Pace is pleased to present STUFF, an expansive group exhibition organized by sculptor Arlene Shechet, at its 540 West 25th Street gallery in New York
The show brings together work by more than 50 artists within and beyond Pace’s program, including Lynda Benglis, Huma Bhabha, Nicole Eisenman, Peter Hujar, Wifredo Lam, Arthur Jafa, Donald Judd, Louise Nevelson, Isamu Noguchi, Tony Smith, Mickalene Thomas, Lawrence Weiner, and Stanley Whitney. Shechet’s installation of these varied works, presented in dialogue with one another, will offer new and unexpected associations, cultivating connections across time and place while forging a dynamic patchwork of exchanges and meanings. A deeply personal expression of Shechet’s love of art, the exhibition, which eschews historical and chronological constraints in its format, speaks to art’s ability to reinvent, engage, and adapt into new conversations.
As part of the continuum of her practice, curation is one avenue through which Shechet invigorates her own work in the studio. Like her process for creating idiosyncratic, abstract sculptures, the artist takes an improvisatory, intuitive approach to her curatorial work. Developing an exhibition over time as part of a non-linear progression of ideas and impulses, Shechet relates artworks to one another by way of an internal logic. In this way, the installations she creates are as vital as their contents.
Shechet’s curatorial credits include Meissen Recast (2014) at the RISD Museum, Providence; From Here On Now (2016-17) at the Phillips Collection, Washington, D.C.; Porcelain, No Simple Matter: Arlene Shechet and the Arnhold Collection (2016-17) at the Frick Collection, New York; and Making Knowing: Three Takes on the Jack Shear Drawing Collection (2021) at the Drawing Center, New York. She also contributed to a film and audio tour produced by the Museum of Fine Arts, Boston for the ongoing exhibition Philip Guston Now.

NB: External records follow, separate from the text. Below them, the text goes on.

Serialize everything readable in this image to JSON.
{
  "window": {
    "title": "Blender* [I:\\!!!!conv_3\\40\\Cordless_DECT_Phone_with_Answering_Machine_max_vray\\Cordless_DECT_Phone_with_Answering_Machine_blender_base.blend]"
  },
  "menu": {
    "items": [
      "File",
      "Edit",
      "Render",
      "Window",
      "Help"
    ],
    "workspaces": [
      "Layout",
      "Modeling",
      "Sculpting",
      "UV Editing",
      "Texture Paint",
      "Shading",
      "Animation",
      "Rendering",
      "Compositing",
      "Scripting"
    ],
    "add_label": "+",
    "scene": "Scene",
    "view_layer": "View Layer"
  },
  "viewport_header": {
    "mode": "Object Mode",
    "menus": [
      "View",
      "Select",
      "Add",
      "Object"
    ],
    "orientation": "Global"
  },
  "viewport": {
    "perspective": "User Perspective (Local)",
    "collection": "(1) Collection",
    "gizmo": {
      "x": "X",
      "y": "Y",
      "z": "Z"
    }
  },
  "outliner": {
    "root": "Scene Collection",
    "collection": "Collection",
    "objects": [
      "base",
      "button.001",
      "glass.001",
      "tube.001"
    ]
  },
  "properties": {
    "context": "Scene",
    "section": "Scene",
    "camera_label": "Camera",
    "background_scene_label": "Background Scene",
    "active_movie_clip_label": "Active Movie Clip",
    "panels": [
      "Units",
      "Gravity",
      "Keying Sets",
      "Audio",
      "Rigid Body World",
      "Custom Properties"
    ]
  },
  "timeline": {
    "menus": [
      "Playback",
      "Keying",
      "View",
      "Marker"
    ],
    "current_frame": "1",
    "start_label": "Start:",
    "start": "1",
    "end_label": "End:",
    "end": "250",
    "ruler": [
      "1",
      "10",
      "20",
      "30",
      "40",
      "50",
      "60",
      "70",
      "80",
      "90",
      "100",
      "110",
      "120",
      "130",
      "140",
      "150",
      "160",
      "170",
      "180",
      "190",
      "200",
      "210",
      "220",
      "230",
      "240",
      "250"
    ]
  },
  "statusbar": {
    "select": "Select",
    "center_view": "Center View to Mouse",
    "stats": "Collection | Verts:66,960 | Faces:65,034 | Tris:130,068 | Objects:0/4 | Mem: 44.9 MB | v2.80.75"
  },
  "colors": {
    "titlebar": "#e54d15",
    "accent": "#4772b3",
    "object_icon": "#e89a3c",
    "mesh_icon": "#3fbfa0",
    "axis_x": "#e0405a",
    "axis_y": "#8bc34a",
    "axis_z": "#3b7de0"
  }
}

In STUFF, Shechet draws new resonances among the works on view, which span various art historical periods. The exhibition does not purport to be a comprehensive survey. Rather, it can be understood as a spirited gathering of works that the artist cares about and aims to present in unconventional ways. STUFF opens with Hujar’s 1974 photograph of writer Fran Lebowitz in her childhood bedroom—the work hangs on a wall covered with Shechet’s own interpretation of Lebowitz’s bedroom wallpaper. This wallpaper, featured on adjoining walls, binds together a thread of domesticity that runs through the show, pronounced in works like Eisenman’s Sunday Night Dinner (2009), Thomas’s collages, Claes Oldenburg’s Ghost Fan (1967), Dike Blair’s paintings, Betsy Kaufman’s needlepoint, and Roy McMakin’s pencil drawings of merging jars.
The vibrancy that emanates from the wallpaper’s abstract pattern hints at another thematic focus in the show: the cosmic diagram. For Shechet, the everyday and the cosmic are very much related. Ad Reinhardt digs into this idea with Preliminary Sketch for ''A Portend of the Artist as a Yhung Mandala'' (1956). Other works in the show—including Alfred Jensen’s metaphysical and mathematical compositions, Forrest Bess’s written dreams and their related paintings, Harry Smith’s string drawing, and Guo Fengyi’s referencing of the body’s meridians—play in this dimension. Joining them are Jafa’s Untitled (2022), Piet Mondrian’s Pier and Ocean 3 (1914), Nevelson’s early plexiglass sculpture, Barry Le Va’s abstraction, and Fred Sandback’s corner string sculpture. One piece connects with another in fresh and often unanticipated ways.
This summer, Shechet will be the subject of a solo exhibition at ‘T’ Space in Rhinebeck, New York, where her sculptural installation will be on view from July 17 to August 28. Also in summer 2022, Disrupt the View: Arlene Shechet and the Harvard Art Museums will open at the Harvard Art Museums, Cambridge.